There were plenty of similarities.  In both cases attendance was up briskly from 2009; up a full 26% at the International Restaurant and Food Service Show.  There were over 550 exhibitors and over 15,000 attendees.  Also, as with the NRF show, one visiting nationality stood out especially.  This time it was the Japanese, who had a dedicated pavilion with almost 100 companies exhibiting, and special exhibits for each of the prefectures.  The pavilion was packed the entire day we were there, and we learned from the shows organizers that they already had a commitment to participate in strength at next year’s show.

There were samples galore of seafoods, green teas, and sakes.  Sadly, we had to dutifully forgo the sake-tasting, being  our own designated driver; but the green teas were among the best we ever tasted, including a Genmai Cha from Sugimoto America that recently won the Best Blended Green Tea a the World Tea Championship (its blended with roasted rice, an absolutely delightful combination)

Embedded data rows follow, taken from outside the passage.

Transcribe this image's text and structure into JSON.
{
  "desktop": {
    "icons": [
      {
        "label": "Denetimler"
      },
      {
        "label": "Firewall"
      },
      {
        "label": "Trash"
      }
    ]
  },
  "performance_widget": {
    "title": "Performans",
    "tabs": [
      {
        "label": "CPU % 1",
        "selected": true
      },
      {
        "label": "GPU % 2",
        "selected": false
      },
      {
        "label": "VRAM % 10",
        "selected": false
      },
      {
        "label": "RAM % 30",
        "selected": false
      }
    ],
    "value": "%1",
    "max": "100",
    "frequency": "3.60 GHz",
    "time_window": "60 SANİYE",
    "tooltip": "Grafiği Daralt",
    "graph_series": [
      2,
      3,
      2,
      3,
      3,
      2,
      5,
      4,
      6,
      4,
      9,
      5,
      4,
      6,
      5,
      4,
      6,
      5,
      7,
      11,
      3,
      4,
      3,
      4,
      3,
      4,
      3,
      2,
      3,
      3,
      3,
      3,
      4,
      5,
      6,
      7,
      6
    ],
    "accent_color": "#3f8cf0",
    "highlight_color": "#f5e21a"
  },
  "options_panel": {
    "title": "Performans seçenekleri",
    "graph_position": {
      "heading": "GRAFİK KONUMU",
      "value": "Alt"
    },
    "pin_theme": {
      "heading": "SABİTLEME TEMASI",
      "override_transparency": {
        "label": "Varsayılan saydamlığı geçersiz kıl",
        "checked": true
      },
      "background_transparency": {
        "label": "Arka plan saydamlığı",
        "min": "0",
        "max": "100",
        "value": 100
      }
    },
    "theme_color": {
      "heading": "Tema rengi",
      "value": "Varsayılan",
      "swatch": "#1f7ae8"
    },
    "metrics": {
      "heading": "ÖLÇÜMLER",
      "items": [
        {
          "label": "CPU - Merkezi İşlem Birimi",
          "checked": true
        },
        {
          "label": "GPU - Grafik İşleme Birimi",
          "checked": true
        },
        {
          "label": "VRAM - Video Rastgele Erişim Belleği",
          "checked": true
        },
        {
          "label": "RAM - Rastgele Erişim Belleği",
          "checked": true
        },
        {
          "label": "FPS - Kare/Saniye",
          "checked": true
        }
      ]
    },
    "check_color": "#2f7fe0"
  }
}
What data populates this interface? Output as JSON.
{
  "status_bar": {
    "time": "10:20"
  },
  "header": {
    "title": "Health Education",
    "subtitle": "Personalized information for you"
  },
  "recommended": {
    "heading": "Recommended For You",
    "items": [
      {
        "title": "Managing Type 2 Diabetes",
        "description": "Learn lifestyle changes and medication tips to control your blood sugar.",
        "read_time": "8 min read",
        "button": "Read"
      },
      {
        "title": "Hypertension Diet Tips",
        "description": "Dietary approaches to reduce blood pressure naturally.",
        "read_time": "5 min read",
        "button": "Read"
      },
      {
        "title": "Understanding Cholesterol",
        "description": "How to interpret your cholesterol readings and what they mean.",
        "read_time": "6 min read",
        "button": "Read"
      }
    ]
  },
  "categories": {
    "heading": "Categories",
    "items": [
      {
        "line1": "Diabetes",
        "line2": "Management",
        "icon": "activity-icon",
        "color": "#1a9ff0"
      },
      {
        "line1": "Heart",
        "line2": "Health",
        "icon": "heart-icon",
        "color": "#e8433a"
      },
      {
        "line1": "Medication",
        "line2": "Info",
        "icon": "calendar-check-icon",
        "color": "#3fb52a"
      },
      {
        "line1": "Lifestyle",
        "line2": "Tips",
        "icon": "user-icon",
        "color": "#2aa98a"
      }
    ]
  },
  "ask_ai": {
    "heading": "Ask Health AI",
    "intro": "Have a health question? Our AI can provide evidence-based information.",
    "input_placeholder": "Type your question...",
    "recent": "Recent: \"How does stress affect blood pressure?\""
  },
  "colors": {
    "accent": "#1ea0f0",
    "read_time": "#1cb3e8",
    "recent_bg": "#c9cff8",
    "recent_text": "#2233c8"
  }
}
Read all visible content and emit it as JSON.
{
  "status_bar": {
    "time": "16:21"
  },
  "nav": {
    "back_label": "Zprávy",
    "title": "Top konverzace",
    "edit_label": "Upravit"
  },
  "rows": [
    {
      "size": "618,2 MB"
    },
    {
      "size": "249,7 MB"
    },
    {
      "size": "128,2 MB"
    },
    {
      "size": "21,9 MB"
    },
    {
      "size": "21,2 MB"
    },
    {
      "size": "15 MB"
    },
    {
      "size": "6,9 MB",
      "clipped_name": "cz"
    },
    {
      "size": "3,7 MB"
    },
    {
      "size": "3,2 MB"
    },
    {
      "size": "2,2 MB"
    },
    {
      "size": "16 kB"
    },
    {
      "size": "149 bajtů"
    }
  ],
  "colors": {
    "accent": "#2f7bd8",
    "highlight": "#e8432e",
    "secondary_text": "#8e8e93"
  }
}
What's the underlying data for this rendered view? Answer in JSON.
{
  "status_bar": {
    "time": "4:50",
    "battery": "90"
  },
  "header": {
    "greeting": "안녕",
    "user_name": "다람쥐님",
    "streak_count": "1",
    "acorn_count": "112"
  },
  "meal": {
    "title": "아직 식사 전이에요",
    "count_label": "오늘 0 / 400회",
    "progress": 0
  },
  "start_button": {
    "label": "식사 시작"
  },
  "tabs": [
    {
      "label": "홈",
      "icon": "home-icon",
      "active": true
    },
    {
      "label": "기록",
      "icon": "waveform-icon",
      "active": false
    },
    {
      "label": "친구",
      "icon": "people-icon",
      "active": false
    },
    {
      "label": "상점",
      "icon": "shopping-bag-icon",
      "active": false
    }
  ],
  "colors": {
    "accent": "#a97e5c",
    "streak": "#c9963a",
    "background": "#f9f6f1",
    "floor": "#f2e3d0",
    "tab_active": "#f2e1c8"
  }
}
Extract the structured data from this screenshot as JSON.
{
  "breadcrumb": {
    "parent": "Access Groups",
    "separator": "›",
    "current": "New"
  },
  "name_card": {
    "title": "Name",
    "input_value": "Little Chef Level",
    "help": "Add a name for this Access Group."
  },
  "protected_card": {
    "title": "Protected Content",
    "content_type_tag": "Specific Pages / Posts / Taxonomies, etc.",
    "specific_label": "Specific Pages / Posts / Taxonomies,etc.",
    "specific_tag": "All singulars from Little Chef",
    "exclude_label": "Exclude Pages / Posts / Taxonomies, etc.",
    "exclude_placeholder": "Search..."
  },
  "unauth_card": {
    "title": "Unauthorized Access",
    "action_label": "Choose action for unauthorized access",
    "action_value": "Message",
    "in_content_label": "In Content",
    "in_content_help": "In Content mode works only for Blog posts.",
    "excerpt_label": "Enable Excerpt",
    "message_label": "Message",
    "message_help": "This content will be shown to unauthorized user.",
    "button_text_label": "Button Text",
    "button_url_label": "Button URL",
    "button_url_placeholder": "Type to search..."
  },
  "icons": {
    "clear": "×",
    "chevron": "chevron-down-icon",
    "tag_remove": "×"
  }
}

But the absolute best tea, in fact the best green tea I have EVER tasted, was a Fukamushi (deep-steamed) premium first-picked Sencha from Ohkuraen from Kakegawa in Shizouka prefecture.  Deep, yet delicate, with an amazing finish.  I think I went back three times for more , but often couldn’t get to the samples because too many other attendees had made the same discovery.  If you don’t think you like green tea, it’s probably because you’ve never really HAD green tea, not like this.  Outstanding.

Also saw many delights for other senses, including hand-crafted cutlery made with the same methods and skill as the best samurai swords, candles with special wicks of washi and tatami reed, beautiful chopsticks that were machine washable for re-use (the tea wasn’t the only thing green), and beautiful place-mats, also made of washi paper by Artec, that are trendy in Japan but not yet adopted here in the USA.  We predict they will be; remember you heard it here first.

And seafood like you wouldn’t believe.  We were especially impressed with the umi-no-ohkan, prime amberjack from Tarumizu Fishermen’s Cooperative out of Kagoshima Bay, and the Chirimen (baby sardines) from Hiramtsu Seafood Company.